После повестей «Наровчатская хроника» и «Трансвааль», написанных в одном, 1925 году, Константин Федин никогда уж не обращался к сатире.
Были тому причины и объективные. Федин, подобно другим писателям, начинавшим в 20‑е годы, был поначалу внутренне раскрепощён, и естественно, что гражданское чувство приводило его к сатирическому пафосу отрицания, а художественные поиски — к попыткам освоения различных жанров. Последующие десятилетия смеяться отучали. Забегая вперёд, скажем, что и Платонов уже не писал в жанре сатиры.
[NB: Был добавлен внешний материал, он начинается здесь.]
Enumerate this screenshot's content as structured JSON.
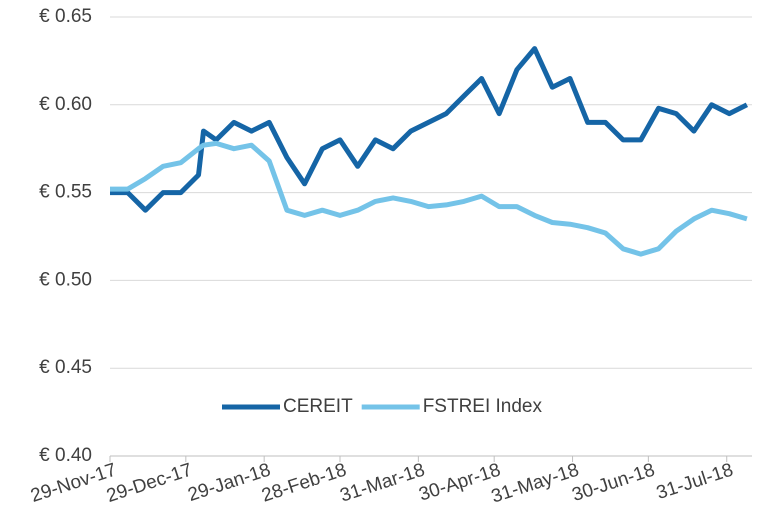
{
  "chart_data": {
    "type": "line",
    "x": [
      "2017-11-29",
      "2017-12-06",
      "2017-12-13",
      "2017-12-20",
      "2017-12-27",
      "2018-01-03",
      "2018-01-05",
      "2018-01-10",
      "2018-01-17",
      "2018-01-24",
      "2018-01-31",
      "2018-02-07",
      "2018-02-14",
      "2018-02-21",
      "2018-02-28",
      "2018-03-07",
      "2018-03-14",
      "2018-03-21",
      "2018-03-28",
      "2018-04-04",
      "2018-04-11",
      "2018-04-18",
      "2018-04-25",
      "2018-05-02",
      "2018-05-09",
      "2018-05-16",
      "2018-05-23",
      "2018-05-30",
      "2018-06-06",
      "2018-06-13",
      "2018-06-20",
      "2018-06-27",
      "2018-07-04",
      "2018-07-11",
      "2018-07-18",
      "2018-07-25",
      "2018-08-01",
      "2018-08-08"
    ],
    "series": [
      {
        "name": "CEREIT",
        "color": "#1565a6",
        "values": [
          0.55,
          0.55,
          0.54,
          0.55,
          0.55,
          0.56,
          0.585,
          0.58,
          0.59,
          0.585,
          0.59,
          0.57,
          0.555,
          0.575,
          0.58,
          0.565,
          0.58,
          0.575,
          0.585,
          0.59,
          0.595,
          0.605,
          0.615,
          0.595,
          0.62,
          0.632,
          0.61,
          0.615,
          0.59,
          0.59,
          0.58,
          0.58,
          0.598,
          0.595,
          0.585,
          0.6,
          0.595,
          0.6
        ]
      },
      {
        "name": "FSTREI Index",
        "color": "#74c3e8",
        "values": [
          0.552,
          0.552,
          0.558,
          0.565,
          0.567,
          0.575,
          0.577,
          0.578,
          0.575,
          0.577,
          0.568,
          0.54,
          0.537,
          0.54,
          0.537,
          0.54,
          0.545,
          0.547,
          0.545,
          0.542,
          0.543,
          0.545,
          0.548,
          0.542,
          0.542,
          0.537,
          0.533,
          0.532,
          0.53,
          0.527,
          0.518,
          0.515,
          0.518,
          0.528,
          0.535,
          0.54,
          0.538,
          0.535
        ]
      }
    ],
    "xlim": [
      "2017-11-29",
      "2018-08-10"
    ],
    "xticks": [
      {
        "value": "2017-11-29",
        "label": "29-Nov-17"
      },
      {
        "value": "2017-12-29",
        "label": "29-Dec-17"
      },
      {
        "value": "2018-01-29",
        "label": "29-Jan-18"
      },
      {
        "value": "2018-02-28",
        "label": "28-Feb-18"
      },
      {
        "value": "2018-03-31",
        "label": "31-Mar-18"
      },
      {
        "value": "2018-04-30",
        "label": "30-Apr-18"
      },
      {
        "value": "2018-05-31",
        "label": "31-May-18"
      },
      {
        "value": "2018-06-30",
        "label": "30-Jun-18"
      },
      {
        "value": "2018-07-31",
        "label": "31-Jul-18"
      }
    ],
    "ylim": [
      0.4,
      0.65
    ],
    "yticks": [
      {
        "value": 0.4,
        "label": "€ 0.40"
      },
      {
        "value": 0.45,
        "label": "€ 0.45"
      },
      {
        "value": 0.5,
        "label": "€ 0.50"
      },
      {
        "value": 0.55,
        "label": "€ 0.55"
      },
      {
        "value": 0.6,
        "label": "€ 0.60"
      },
      {
        "value": 0.65,
        "label": "€ 0.65"
      }
    ],
    "grid": true,
    "legend": "center"
  }
}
Ильф и Петров до смерти Ильфа после двух блестящих сатирических книг успели написать книгу об Америке, и даже Зощенко стал искать себя совсем в иной области, что, впрочем, не уберегло его от верховного гнева.
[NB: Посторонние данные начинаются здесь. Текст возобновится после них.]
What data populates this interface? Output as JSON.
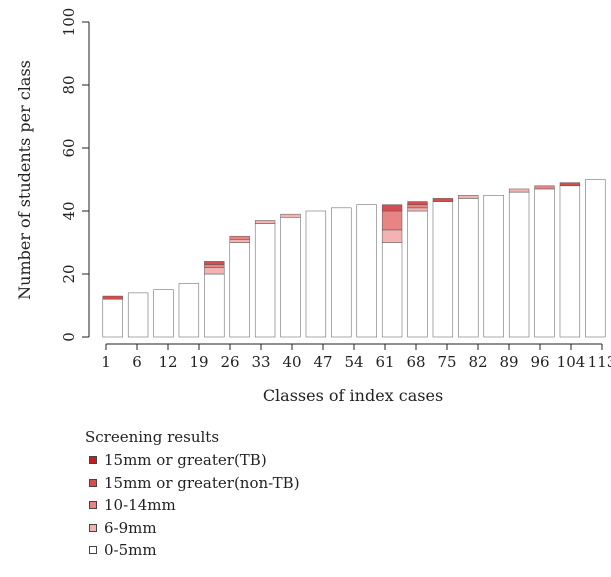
{
  "chart_data": {
    "type": "bar",
    "stacked": true,
    "title": "",
    "xlabel": "Classes of index cases",
    "ylabel": "Number of students per class",
    "ylim": [
      0,
      100
    ],
    "yticks": [
      0,
      20,
      40,
      60,
      80,
      100
    ],
    "xticks": [
      "1",
      "6",
      "12",
      "19",
      "26",
      "33",
      "40",
      "47",
      "54",
      "61",
      "68",
      "75",
      "82",
      "89",
      "96",
      "104",
      "113"
    ],
    "grid": false,
    "legend_position": "bottom-left",
    "legend_title": "Screening results",
    "series": [
      {
        "name": "0-5mm",
        "color": "#ffffff",
        "values": [
          12,
          14,
          15,
          17,
          20,
          30,
          36,
          38,
          40,
          41,
          42,
          30,
          40,
          43,
          44,
          45,
          46,
          47,
          48,
          50
        ]
      },
      {
        "name": "6-9mm",
        "color": "#f3b3b3",
        "values": [
          0,
          0,
          0,
          0,
          2,
          1,
          1,
          1,
          0,
          0,
          0,
          4,
          1,
          0,
          1,
          0,
          1,
          0,
          0,
          0
        ]
      },
      {
        "name": "10-14mm",
        "color": "#e88484",
        "values": [
          0,
          0,
          0,
          0,
          1,
          1,
          0,
          0,
          0,
          0,
          0,
          6,
          1,
          0,
          0,
          0,
          0,
          1,
          0,
          0
        ]
      },
      {
        "name": "15mm or greater(non-TB)",
        "color": "#d94c4c",
        "values": [
          1,
          0,
          0,
          0,
          1,
          0,
          0,
          0,
          0,
          0,
          0,
          2,
          1,
          1,
          0,
          0,
          0,
          0,
          1,
          0
        ]
      },
      {
        "name": "15mm or greater(TB)",
        "color": "#c41e1e",
        "values": [
          0,
          0,
          0,
          0,
          0,
          0,
          0,
          0,
          0,
          0,
          0,
          0,
          0,
          0,
          0,
          0,
          0,
          0,
          0,
          0
        ]
      }
    ]
  }
}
«Наровчатская хроника» воспринималась при появлении в естественном ряду других произведений. Российский быт, российская глухомань — и революция, столкновение этих двух сил вызвало к жизни многие страницы творчества Л. Леонова, Б. Пильняка, В. Шишкова, В. Иванова.
Стилизованная форма записок персонажа также характерна для молодых писателей тех лет, настойчиво искавших стиля на различных лексических и интонационных путях. Так называемая орнаментальная проза вела родословную от Лескова, подправленного, увы, не лучшим образом, Замятиным и Ремизовым.
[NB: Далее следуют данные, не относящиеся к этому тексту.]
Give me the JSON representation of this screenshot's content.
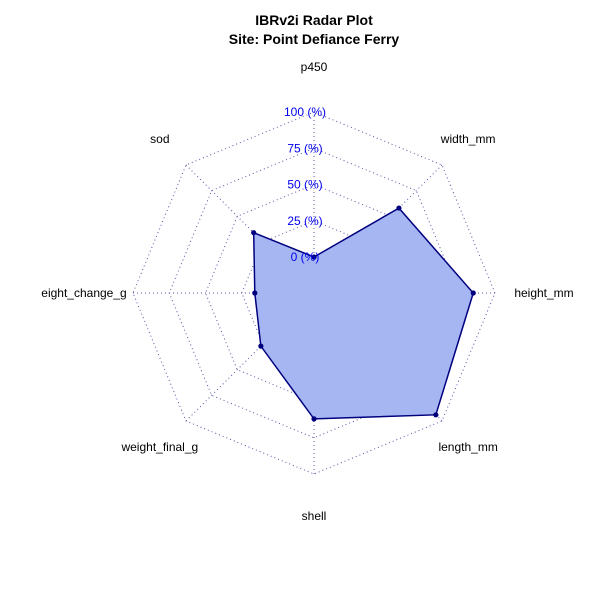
{
  "chart_data": {
    "type": "radar",
    "title": "IBRv2i Radar Plot",
    "subtitle": "Site: Point Defiance Ferry",
    "axes": [
      "p450",
      "width_mm",
      "height_mm",
      "length_mm",
      "shell",
      "weight_final_g",
      "eight_change_g",
      "sod"
    ],
    "tick_labels": [
      "0 (%)",
      "25 (%)",
      "50 (%)",
      "75 (%)",
      "100 (%)"
    ],
    "tick_values": [
      0,
      25,
      50,
      75,
      100
    ],
    "range": [
      0,
      100
    ],
    "series": [
      {
        "values": [
          0,
          58,
          85,
          94,
          62,
          27,
          16,
          34
        ]
      }
    ],
    "colors": {
      "fill": "#a6b6f2",
      "line": "#00007f",
      "grid": "#5555aa",
      "tick_text": "#0000ee"
    },
    "grid": true
  }
}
Читая «Наровчатскую хронику», нельзя не задуматься, насколько близко к достижениям русского реализма зачиналась послереволюционная литература, как много она обещала. Ведь начинающие, в сущности, писатели легко, а то и победно выдерживают сравнение с маститыми собратьями. Разве скажешь, что мастерство Леонова, Федина, Зощенко уступает мастерству Алексея Толстого, Замятина, Пришвина, других известных ещё до революции писателей?
Что же касается жизненных реалий, затронутых в повести, то и здесь писатель на высоте. Изящно проведёт он читателя по анекдотическим ситуациям, вроде поглощения странного «молока», оказавшегося разбавленным одеколоном, или же расшития монашками красного знамени надписью: «Мы свой, мы новый мир построим!»